Many of you were awaiting it (I can see it from the visits and research keywords pointing to this blog), here it comes for your greatest nanoplasmonic pleasure : the Summer School on Plasmonics 2nd edition 2011 in the beautiful Porquerolles island. Book the dates : October 3 to October 7, 2011.
See the official website. Registration deadline: please apply by May 30th.
This time, I will give a tutorial talk, so I'm not part of the organization committee (which means I am not the person to contact for help in the registration, abstract submission, venue, etc...)
Also, for lecturers of the first edition, I know many of you really enjoyed the summer school and wanted to come back for the second edition. However, the organization committee decided to change all the lecturers for each edition, and not to take the same person twice. This is a tough but fair rule (Gordon Research Conferences apply the same).
The Fresnel Institute is hiring a top qualified researcher to fill an assistant professor (Maitre de Conference in French) position. The research topic will primarily deal with theoretical simulations of nanophotonics. Read the full details here, and the official announcement here. Deadline for applications March 25th.
Molecular Nano-Headlight: turning a single molecule into a bright source of light
Looking for single molecules under the microscope. Many physical and chemical methods aim at analyzing single molecule behaviors. However, single molecule detection is a challenging task, due to the very weak amount of light that is radiated by a single molecule.
Nano-Antennas to control the emission of light. To increase and control the light emitted by a single molecule, scientists from the Fresnel Institute and the Institute of Supramolecular Science and Engineering ISIS use metal antennas of nanometer dimensions. These antennas are designed to work for light as conventional antennas work for radio waves. Both the emission intensity and direction can be controled down at the single molecule level, which realizes a major breakthrough.
The researchers use a special kind of nanoantenna made of an aperture surrounded by circular corrugations milled in a gold film. This antenna transforms a standard molecule into a bright unidirectional fluorescence source: the fluorescence intensity is enhanced up to 120 fold, and almost all the light is emitted into a narrow cone in the vertical direction.
The bright emission and narrow directionality enable the detection of single molecules with a simple microscope, and improve the effectiveness of fluorescence-based applications. This demonstration is of high relevance for the development of biochemical sensing methods, light emitting devices, and quantum information processing.

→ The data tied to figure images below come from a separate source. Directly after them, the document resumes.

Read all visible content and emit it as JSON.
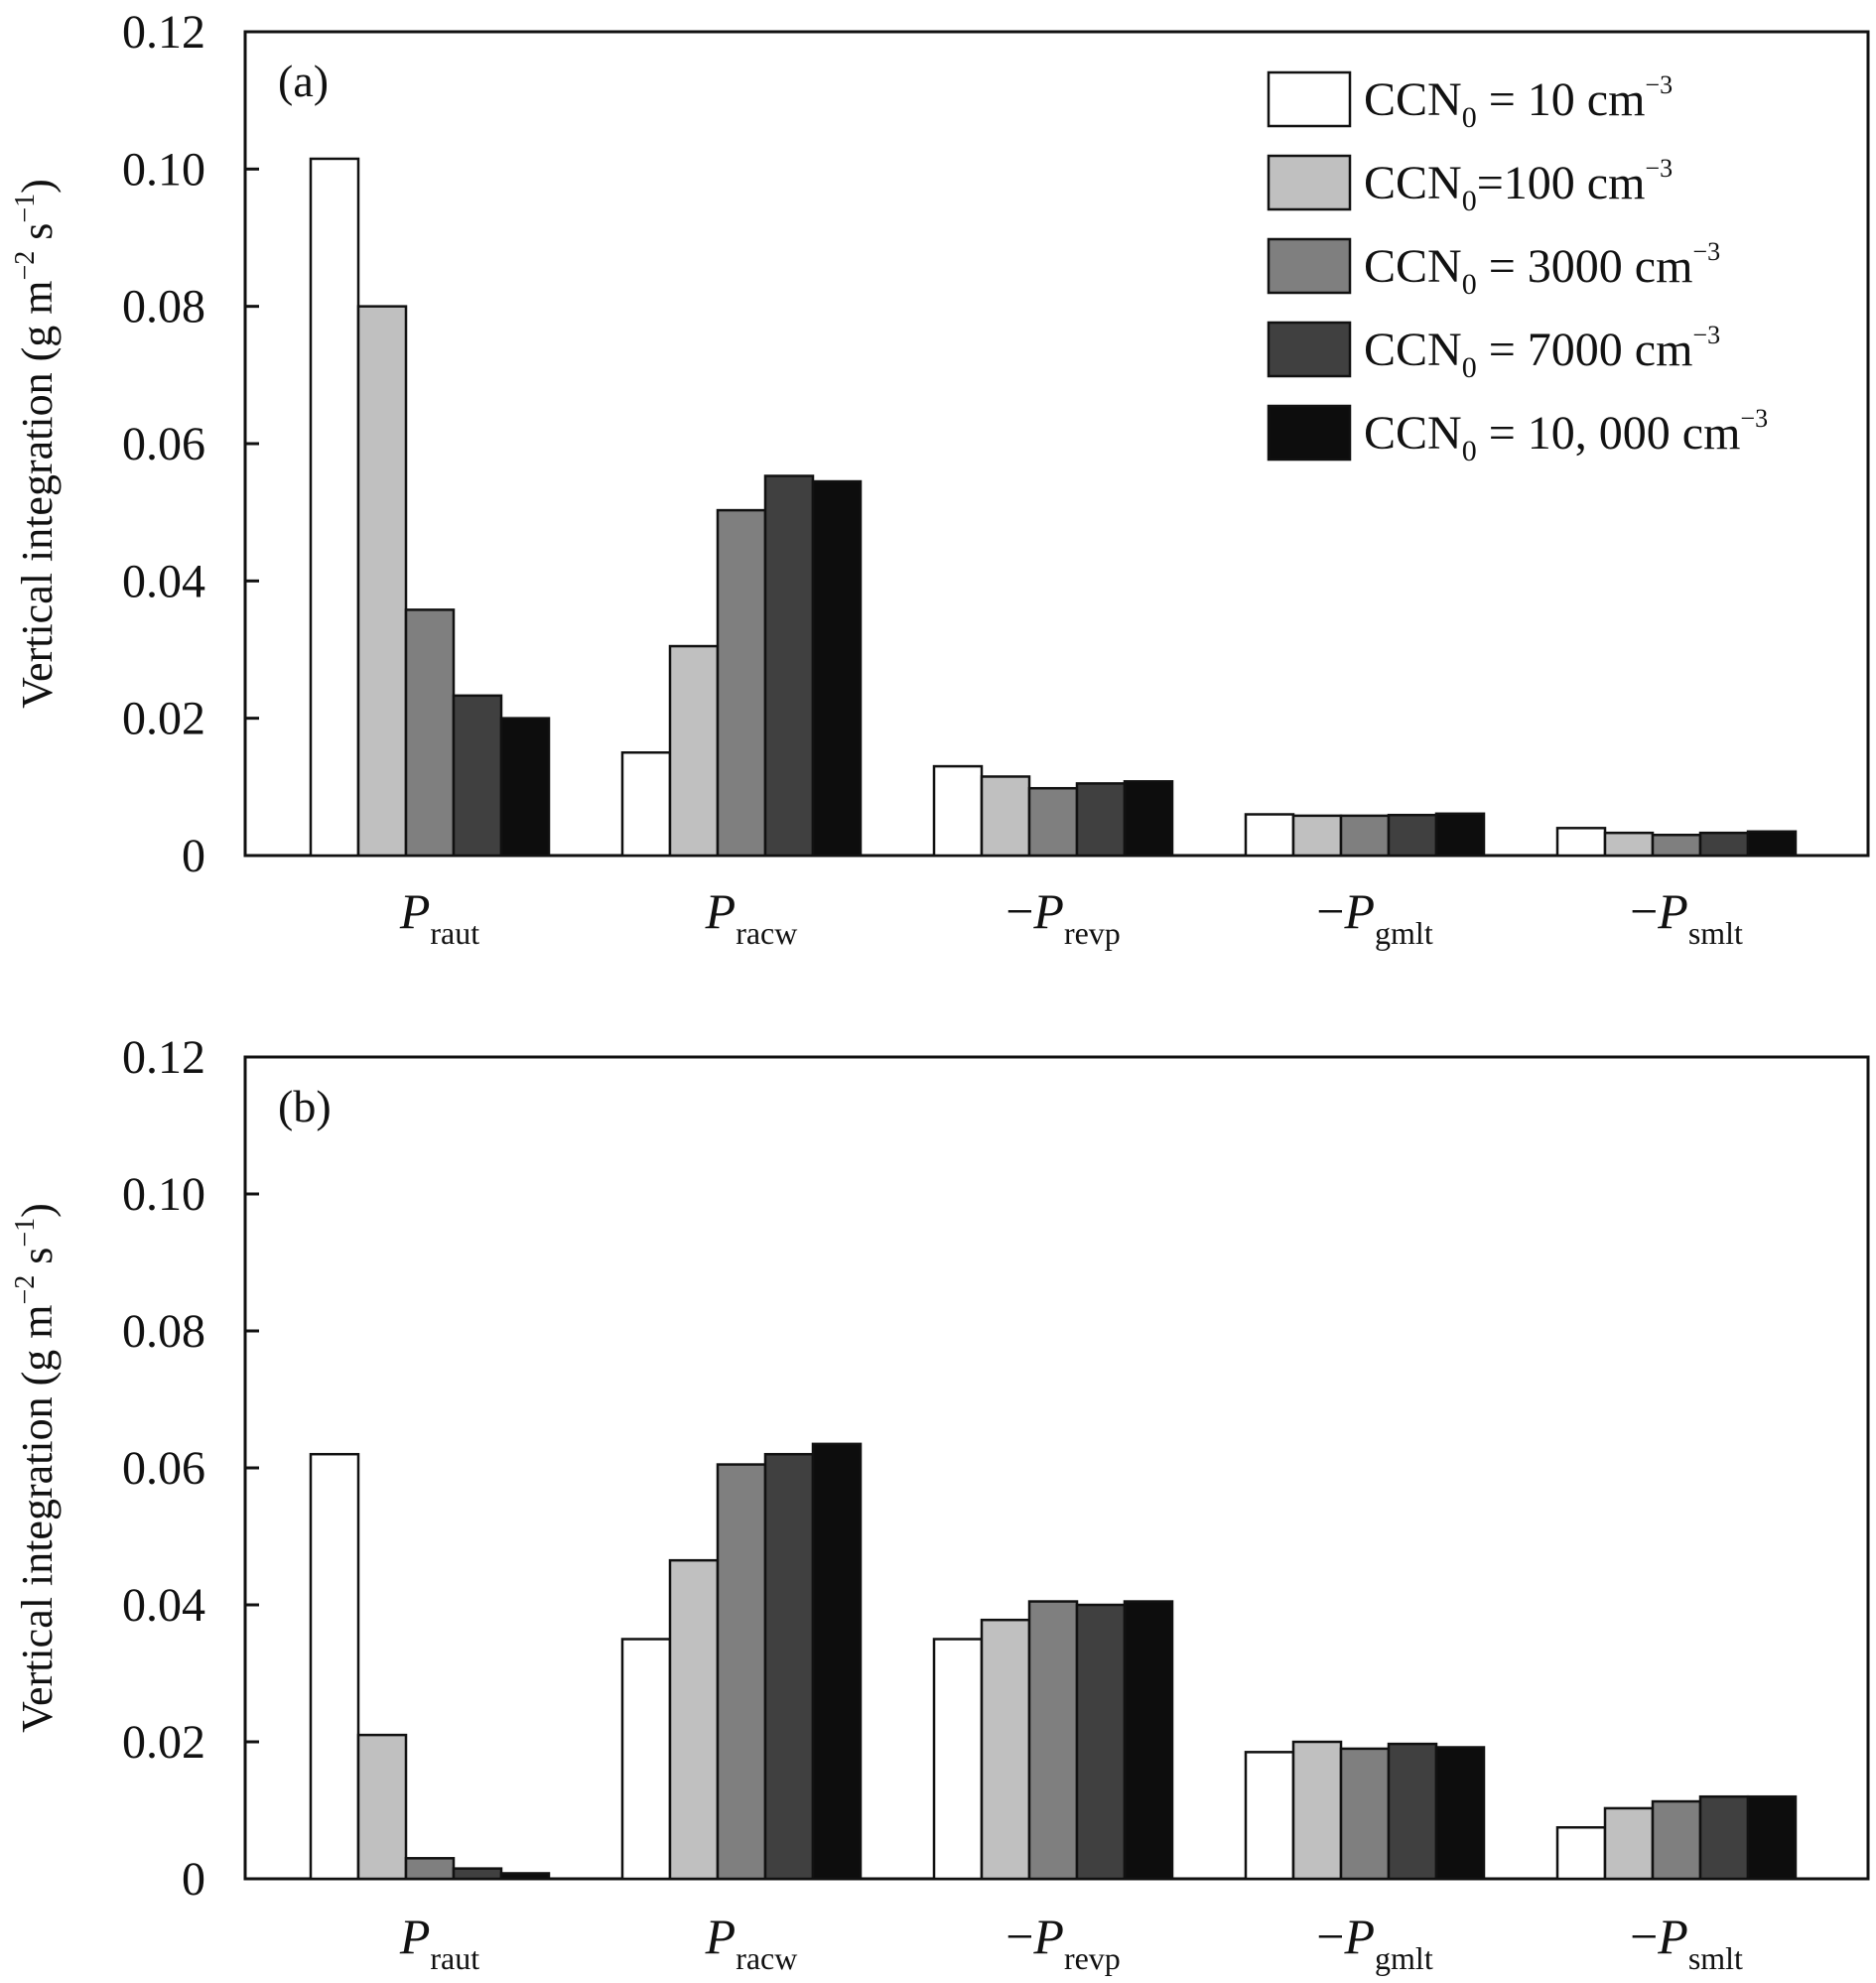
{
  "chart_data": {
    "type": "bar",
    "ylim": [
      0,
      0.12
    ],
    "yticks": [
      "0",
      "0.02",
      "0.04",
      "0.06",
      "0.08",
      "0.10",
      "0.12"
    ],
    "ytick_values": [
      0,
      0.02,
      0.04,
      0.06,
      0.08,
      0.1,
      0.12
    ],
    "ylabel": {
      "main": "Vertical integration (g m",
      "sup1": "−2",
      "mid": " s",
      "sup2": "−1",
      "end": ")"
    },
    "categories": [
      {
        "prefix": "",
        "symbol": "P",
        "sub": "raut"
      },
      {
        "prefix": "",
        "symbol": "P",
        "sub": "racw"
      },
      {
        "prefix": "−",
        "symbol": "P",
        "sub": "revp"
      },
      {
        "prefix": "−",
        "symbol": "P",
        "sub": "gmlt"
      },
      {
        "prefix": "−",
        "symbol": "P",
        "sub": "smlt"
      }
    ],
    "series": [
      {
        "name": "CCN0 = 10 cm−3",
        "legend": {
          "a": "CCN",
          "sub": "0",
          "b": " = 10 cm",
          "sup": "−3"
        },
        "color": "#ffffff"
      },
      {
        "name": "CCN0=100 cm−3",
        "legend": {
          "a": "CCN",
          "sub": "0",
          "b": "=100 cm",
          "sup": "−3"
        },
        "color": "#c0c0c0"
      },
      {
        "name": "CCN0 = 3000 cm−3",
        "legend": {
          "a": "CCN",
          "sub": "0",
          "b": " = 3000 cm",
          "sup": "−3"
        },
        "color": "#7f7f7f"
      },
      {
        "name": "CCN0 = 7000 cm−3",
        "legend": {
          "a": "CCN",
          "sub": "0",
          "b": " = 7000 cm",
          "sup": "−3"
        },
        "color": "#404040"
      },
      {
        "name": "CCN0 = 10, 000 cm−3",
        "legend": {
          "a": "CCN",
          "sub": "0",
          "b": " = 10, 000 cm",
          "sup": "−3"
        },
        "color": "#0d0d0d"
      }
    ],
    "panels": [
      {
        "label": "(a)",
        "values": [
          [
            0.1015,
            0.015,
            0.013,
            0.006,
            0.004
          ],
          [
            0.08,
            0.0305,
            0.0115,
            0.0058,
            0.0033
          ],
          [
            0.0358,
            0.0503,
            0.0098,
            0.0058,
            0.003
          ],
          [
            0.0233,
            0.0553,
            0.0105,
            0.0059,
            0.0033
          ],
          [
            0.02,
            0.0545,
            0.0108,
            0.0061,
            0.0035
          ]
        ]
      },
      {
        "label": "(b)",
        "values": [
          [
            0.062,
            0.035,
            0.035,
            0.0185,
            0.0075
          ],
          [
            0.021,
            0.0465,
            0.0378,
            0.02,
            0.0103
          ],
          [
            0.003,
            0.0605,
            0.0405,
            0.019,
            0.0113
          ],
          [
            0.0015,
            0.062,
            0.04,
            0.0197,
            0.012
          ],
          [
            0.0008,
            0.0635,
            0.0405,
            0.0192,
            0.012
          ]
        ]
      }
    ]
  }
}
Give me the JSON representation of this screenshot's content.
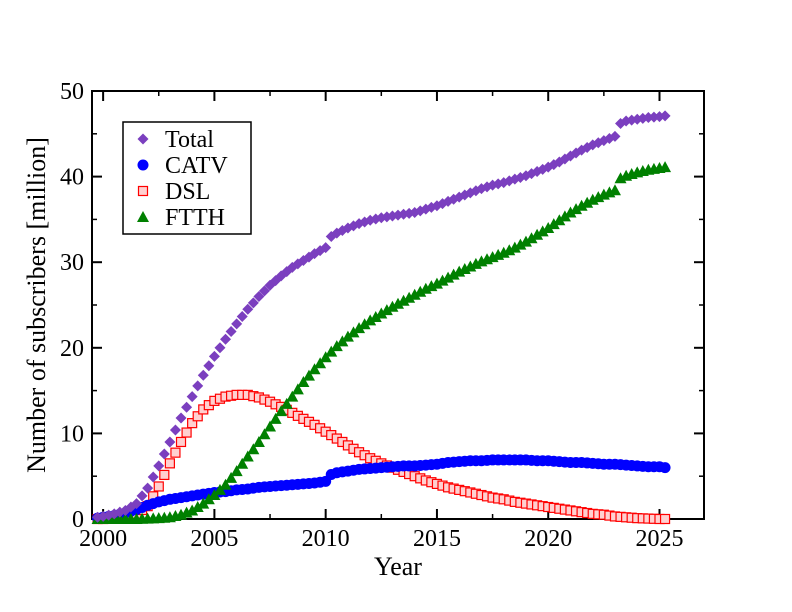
{
  "chart_data": {
    "type": "scatter",
    "xlabel": "Year",
    "ylabel": "Number of subscribers [million]",
    "xlim": [
      1999.5,
      2027
    ],
    "ylim": [
      0,
      50
    ],
    "xticks": [
      2000,
      2005,
      2010,
      2015,
      2020,
      2025
    ],
    "yticks": [
      0,
      10,
      20,
      30,
      40,
      50
    ],
    "xtick_labels": [
      "2000",
      "2005",
      "2010",
      "2015",
      "2020",
      "2025"
    ],
    "ytick_labels": [
      "0",
      "10",
      "20",
      "30",
      "40",
      "50"
    ],
    "grid": false,
    "legend_position": "top-left",
    "series": [
      {
        "name": "Total",
        "color": "#7B3FBF",
        "marker": "diamond",
        "points": [
          [
            1999.75,
            0.2
          ],
          [
            2000,
            0.3
          ],
          [
            2000.5,
            0.6
          ],
          [
            2001,
            1.0
          ],
          [
            2001.5,
            1.8
          ],
          [
            2002,
            3.6
          ],
          [
            2002.5,
            6.2
          ],
          [
            2003,
            9.0
          ],
          [
            2003.5,
            11.8
          ],
          [
            2004,
            14.3
          ],
          [
            2004.5,
            16.8
          ],
          [
            2005,
            19.0
          ],
          [
            2005.5,
            21.0
          ],
          [
            2006,
            22.8
          ],
          [
            2006.5,
            24.5
          ],
          [
            2007,
            26.0
          ],
          [
            2007.5,
            27.3
          ],
          [
            2008,
            28.4
          ],
          [
            2008.5,
            29.4
          ],
          [
            2009,
            30.2
          ],
          [
            2009.5,
            31.0
          ],
          [
            2010,
            31.7
          ],
          [
            2010.25,
            33.0
          ],
          [
            2010.5,
            33.4
          ],
          [
            2011,
            34.0
          ],
          [
            2011.5,
            34.5
          ],
          [
            2012,
            34.9
          ],
          [
            2012.5,
            35.2
          ],
          [
            2013,
            35.4
          ],
          [
            2013.5,
            35.6
          ],
          [
            2014,
            35.8
          ],
          [
            2014.5,
            36.2
          ],
          [
            2015,
            36.6
          ],
          [
            2015.5,
            37.1
          ],
          [
            2016,
            37.6
          ],
          [
            2016.5,
            38.1
          ],
          [
            2017,
            38.6
          ],
          [
            2017.5,
            39.0
          ],
          [
            2018,
            39.3
          ],
          [
            2018.5,
            39.7
          ],
          [
            2019,
            40.1
          ],
          [
            2019.5,
            40.6
          ],
          [
            2020,
            41.1
          ],
          [
            2020.5,
            41.7
          ],
          [
            2021,
            42.4
          ],
          [
            2021.5,
            43.1
          ],
          [
            2022,
            43.7
          ],
          [
            2022.5,
            44.2
          ],
          [
            2023,
            44.7
          ],
          [
            2023.25,
            46.2
          ],
          [
            2023.5,
            46.5
          ],
          [
            2024,
            46.7
          ],
          [
            2024.5,
            46.9
          ],
          [
            2025,
            47.0
          ],
          [
            2025.25,
            47.1
          ]
        ]
      },
      {
        "name": "CATV",
        "color": "#0000FF",
        "marker": "circle",
        "points": [
          [
            1999.75,
            0.1
          ],
          [
            2000,
            0.2
          ],
          [
            2000.5,
            0.4
          ],
          [
            2001,
            0.7
          ],
          [
            2001.5,
            1.1
          ],
          [
            2002,
            1.6
          ],
          [
            2002.5,
            2.0
          ],
          [
            2003,
            2.3
          ],
          [
            2003.5,
            2.5
          ],
          [
            2004,
            2.7
          ],
          [
            2004.5,
            2.9
          ],
          [
            2005,
            3.1
          ],
          [
            2005.5,
            3.2
          ],
          [
            2006,
            3.4
          ],
          [
            2006.5,
            3.5
          ],
          [
            2007,
            3.7
          ],
          [
            2007.5,
            3.8
          ],
          [
            2008,
            3.9
          ],
          [
            2008.5,
            4.0
          ],
          [
            2009,
            4.1
          ],
          [
            2009.5,
            4.2
          ],
          [
            2010,
            4.4
          ],
          [
            2010.25,
            5.2
          ],
          [
            2010.5,
            5.4
          ],
          [
            2011,
            5.6
          ],
          [
            2011.5,
            5.8
          ],
          [
            2012,
            5.9
          ],
          [
            2012.5,
            6.0
          ],
          [
            2013,
            6.1
          ],
          [
            2013.5,
            6.2
          ],
          [
            2014,
            6.2
          ],
          [
            2014.5,
            6.3
          ],
          [
            2015,
            6.4
          ],
          [
            2015.5,
            6.6
          ],
          [
            2016,
            6.7
          ],
          [
            2016.5,
            6.8
          ],
          [
            2017,
            6.8
          ],
          [
            2017.5,
            6.9
          ],
          [
            2018,
            6.9
          ],
          [
            2018.5,
            6.9
          ],
          [
            2019,
            6.9
          ],
          [
            2019.5,
            6.8
          ],
          [
            2020,
            6.8
          ],
          [
            2020.5,
            6.7
          ],
          [
            2021,
            6.6
          ],
          [
            2021.5,
            6.6
          ],
          [
            2022,
            6.5
          ],
          [
            2022.5,
            6.4
          ],
          [
            2023,
            6.4
          ],
          [
            2023.5,
            6.3
          ],
          [
            2024,
            6.2
          ],
          [
            2024.5,
            6.1
          ],
          [
            2025,
            6.1
          ],
          [
            2025.25,
            6.0
          ]
        ]
      },
      {
        "name": "DSL",
        "color": "#FF0000",
        "marker": "square",
        "points": [
          [
            1999.75,
            0.0
          ],
          [
            2000,
            0.0
          ],
          [
            2000.5,
            0.1
          ],
          [
            2001,
            0.2
          ],
          [
            2001.5,
            0.6
          ],
          [
            2002,
            1.5
          ],
          [
            2002.5,
            3.8
          ],
          [
            2003,
            6.5
          ],
          [
            2003.5,
            9.0
          ],
          [
            2004,
            11.2
          ],
          [
            2004.5,
            12.8
          ],
          [
            2005,
            13.8
          ],
          [
            2005.5,
            14.3
          ],
          [
            2006,
            14.5
          ],
          [
            2006.5,
            14.5
          ],
          [
            2007,
            14.2
          ],
          [
            2007.5,
            13.7
          ],
          [
            2008,
            13.1
          ],
          [
            2008.5,
            12.4
          ],
          [
            2009,
            11.7
          ],
          [
            2009.5,
            11.0
          ],
          [
            2010,
            10.2
          ],
          [
            2010.5,
            9.4
          ],
          [
            2011,
            8.6
          ],
          [
            2011.5,
            7.8
          ],
          [
            2012,
            7.1
          ],
          [
            2012.5,
            6.5
          ],
          [
            2013,
            6.0
          ],
          [
            2013.5,
            5.5
          ],
          [
            2014,
            5.0
          ],
          [
            2014.5,
            4.5
          ],
          [
            2015,
            4.1
          ],
          [
            2015.5,
            3.7
          ],
          [
            2016,
            3.4
          ],
          [
            2016.5,
            3.1
          ],
          [
            2017,
            2.8
          ],
          [
            2017.5,
            2.5
          ],
          [
            2018,
            2.3
          ],
          [
            2018.5,
            2.0
          ],
          [
            2019,
            1.8
          ],
          [
            2019.5,
            1.6
          ],
          [
            2020,
            1.4
          ],
          [
            2020.5,
            1.2
          ],
          [
            2021,
            1.0
          ],
          [
            2021.5,
            0.8
          ],
          [
            2022,
            0.6
          ],
          [
            2022.5,
            0.5
          ],
          [
            2023,
            0.3
          ],
          [
            2023.5,
            0.2
          ],
          [
            2024,
            0.1
          ],
          [
            2024.5,
            0.05
          ],
          [
            2025,
            0.0
          ],
          [
            2025.25,
            0.0
          ]
        ]
      },
      {
        "name": "FTTH",
        "color": "#008000",
        "marker": "triangle",
        "points": [
          [
            1999.75,
            0.0
          ],
          [
            2000,
            0.0
          ],
          [
            2000.5,
            0.0
          ],
          [
            2001,
            0.0
          ],
          [
            2001.5,
            0.0
          ],
          [
            2002,
            0.05
          ],
          [
            2002.5,
            0.1
          ],
          [
            2003,
            0.2
          ],
          [
            2003.5,
            0.5
          ],
          [
            2004,
            1.0
          ],
          [
            2004.5,
            1.8
          ],
          [
            2005,
            2.8
          ],
          [
            2005.5,
            4.0
          ],
          [
            2006,
            5.6
          ],
          [
            2006.5,
            7.3
          ],
          [
            2007,
            9.0
          ],
          [
            2007.5,
            10.8
          ],
          [
            2008,
            12.6
          ],
          [
            2008.5,
            14.3
          ],
          [
            2009,
            16.0
          ],
          [
            2009.5,
            17.5
          ],
          [
            2010,
            18.9
          ],
          [
            2010.5,
            20.2
          ],
          [
            2011,
            21.3
          ],
          [
            2011.5,
            22.3
          ],
          [
            2012,
            23.2
          ],
          [
            2012.5,
            24.0
          ],
          [
            2013,
            24.8
          ],
          [
            2013.5,
            25.5
          ],
          [
            2014,
            26.2
          ],
          [
            2014.5,
            26.9
          ],
          [
            2015,
            27.5
          ],
          [
            2015.5,
            28.2
          ],
          [
            2016,
            28.9
          ],
          [
            2016.5,
            29.5
          ],
          [
            2017,
            30.1
          ],
          [
            2017.5,
            30.6
          ],
          [
            2018,
            31.1
          ],
          [
            2018.5,
            31.7
          ],
          [
            2019,
            32.4
          ],
          [
            2019.5,
            33.2
          ],
          [
            2020,
            34.0
          ],
          [
            2020.5,
            34.9
          ],
          [
            2021,
            35.8
          ],
          [
            2021.5,
            36.6
          ],
          [
            2022,
            37.3
          ],
          [
            2022.5,
            37.9
          ],
          [
            2023,
            38.4
          ],
          [
            2023.25,
            39.8
          ],
          [
            2023.5,
            40.1
          ],
          [
            2024,
            40.5
          ],
          [
            2024.5,
            40.8
          ],
          [
            2025,
            41.0
          ],
          [
            2025.25,
            41.1
          ]
        ]
      }
    ]
  }
}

Here is a quick list of conferences where my group's work will be presented. It also provides a short selection of European conferences on nano-bio-photonics, check the weblinks:
- March 14th: invited seminar at FOM-AMOLF, Amsterdam
- March 17th: "Antennas and near-field electromagnetics" workshop of the GdR Ondes, Paris
- May 16th-20th: invited course at the "Nano-objects and interfaces" NOIS 2011 topical CNRS school, Anglet
- May 19th-21st: "Molecular Plasmonics" conference, Jena
- May 23rd-26th: CLEO-EQEC Europe conference, Munich
- July 04th-07th: invited talk at "Coloq'12 Lasers and quantum optics colloqium", Marseille
- September 07th-09th: "Single molecule spectroscopy workshop", Berlin
- October 03rd-07th: invited talk at "Summer School on Plasmonics II SSOP2", Porquerolles
Our study on fluorescence enhancement and beaming in nanoapertures with circular corrugations has just been released on the Nano Letters website. See the abstract here. A free reprint (for personal use only) can be downloaded here.
Rationale: A wide range of applications in physical and chemical sciences is presently limited by the weak optical signal emitted by a single fluorescent molecule. To overcome this challenge, plasmonic antennas are receiving a growing interest to control both the fluorescence rate and angular emission distribution from single quantum emitters. However, there is currently no experimental demonstration reporting a clear improvement in both the emission intensity and directionality using the same nanoantenna. We solve this issue here.
Results: we report the demonstration of bright unidirectional photon sources from single molecules. The emission rate per molecule is enhanced up to 120 fold, and simultaneously the fluorescence emission is directed into a narrow angular cone of 15°. This work has four major aspects of general interest:
1) Each of our results on enhancing the fluorescence signal and narrowing the angular distribution is going well beyond the current state-of-the-art, and moreover, we achieve both features simultaneously on the same structure, which is unique to our knowledge.
2) Nanoapertures surrounded by periodic corrugations have generated a considerable interest in the photonics community. This is the first study where corrugated apertures are used to enhance the detection of single molecules.
3) We thoroughly quantify the increased light-matter coupling and the radiation pattern at the single emitter level.
4) The bright emission and narrow directionality release the need for high-end microscope objectives. Efficient detection of single molecules is achieved with a simple low numerical aperture objective.